Abnormally Dry Area Expanding, Northwest Iowa Still Has Nearly The Most Moisture

Lincoln, Nebraska — The US Drought Monitor report shows a little bit of change in southeast O’Brien County in the last month.

It says that in mid-February, the corner of the county got a little drier. An oval-shaped spot of “no drought” covering southeast O’Brien, southwest Clay, Northeast Cherokee and northwest Buena Vista counties developed in mid-December, but had changed to “abnormally dry” by mid to late February.

At this point, the four northwesternmost Iowa counties are mostly covered by the “abnormally dry” designation, except for the northwest half of Lyon County and the extreme northwest tip of Sioux County, which remain in Moderate Drouhght, or D1. Northwest Iowa is actually nearly the best-off when it comes to drought, with a large area of extreme drought (D3) in north-central to northeast Iowa, narrowing to a one-county-wide area in southeast Iowa before turning back west and expanding a bit.
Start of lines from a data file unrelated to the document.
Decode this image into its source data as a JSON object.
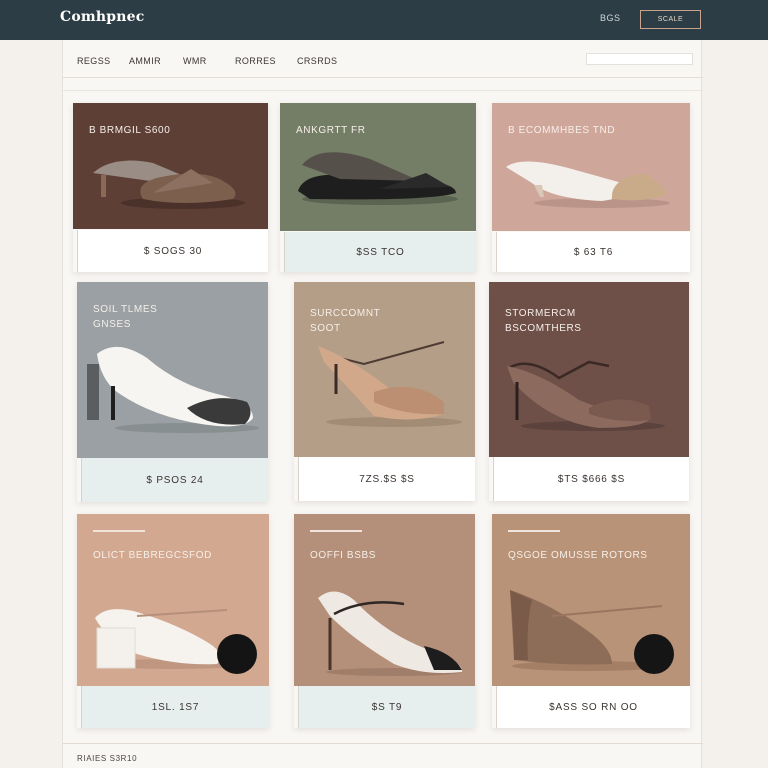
{
  "header": {
    "logo": "Comhpnec",
    "link": "BGS",
    "button": "SCALE"
  },
  "nav": {
    "items": [
      "REGSS",
      "AMMIR",
      "WMR",
      "RORRES",
      "CRSRDS"
    ],
    "search_placeholder": ""
  },
  "colors": {
    "header_bg": "#2d3d45",
    "page_bg": "#f4f0ec",
    "accent": "#c8a48f"
  },
  "products": [
    {
      "title": "B  BRMGIL S600",
      "price": "$ SOGS 30",
      "image_bg": "#5e3f36",
      "shoe": "brown-mule-icon"
    },
    {
      "title": "ANKGRTT FR",
      "price": "$SS TCO",
      "image_bg": "#747d66",
      "shoe": "black-mule-icon"
    },
    {
      "title": "B  ECOMMHBES TND",
      "price": "$ 63 T6",
      "image_bg": "#cfa69a",
      "shoe": "white-mule-icon"
    },
    {
      "title": "SOIL TLMES\nGNSES",
      "price": "$ PSOS 24",
      "image_bg": "#9aa0a3",
      "shoe": "white-pump-icon"
    },
    {
      "title": "SURCCOMNT\nSOOT",
      "price": "7ZS.$S $S",
      "image_bg": "#b59e87",
      "shoe": "strappy-sandal-icon"
    },
    {
      "title": "STORMERCM\nBSCOMTHERS",
      "price": "$TS  $666 $S",
      "image_bg": "#6e5049",
      "shoe": "mauve-sandal-icon"
    },
    {
      "title": "OLICT BEBREGCSFOD",
      "price": "1SL. 1S7",
      "image_bg": "#d3a890",
      "shoe": "block-heel-pompom-icon"
    },
    {
      "title": "OOFFI BSBS",
      "price": "$S  T9",
      "image_bg": "#b48f79",
      "shoe": "slingback-icon"
    },
    {
      "title": "QSGOE OMUSSE ROTORS",
      "price": "$ASS SO RN OO",
      "image_bg": "#b99377",
      "shoe": "wedge-pompom-icon"
    }
  ],
  "footer": {
    "text": "RIAIES S3R10"
  }
}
There is also a significant part of the state in severe drought (D2). There is an area of about half of two counties in extreme eastern Iowa that have no drought at all.

The U.S. Drought Monitor is produced through a partnership between the National Drought Mitigation Center at the University of Nebraska-Lincoln, the United States Department of Agriculture and the National Oceanic and Atmospheric Administration.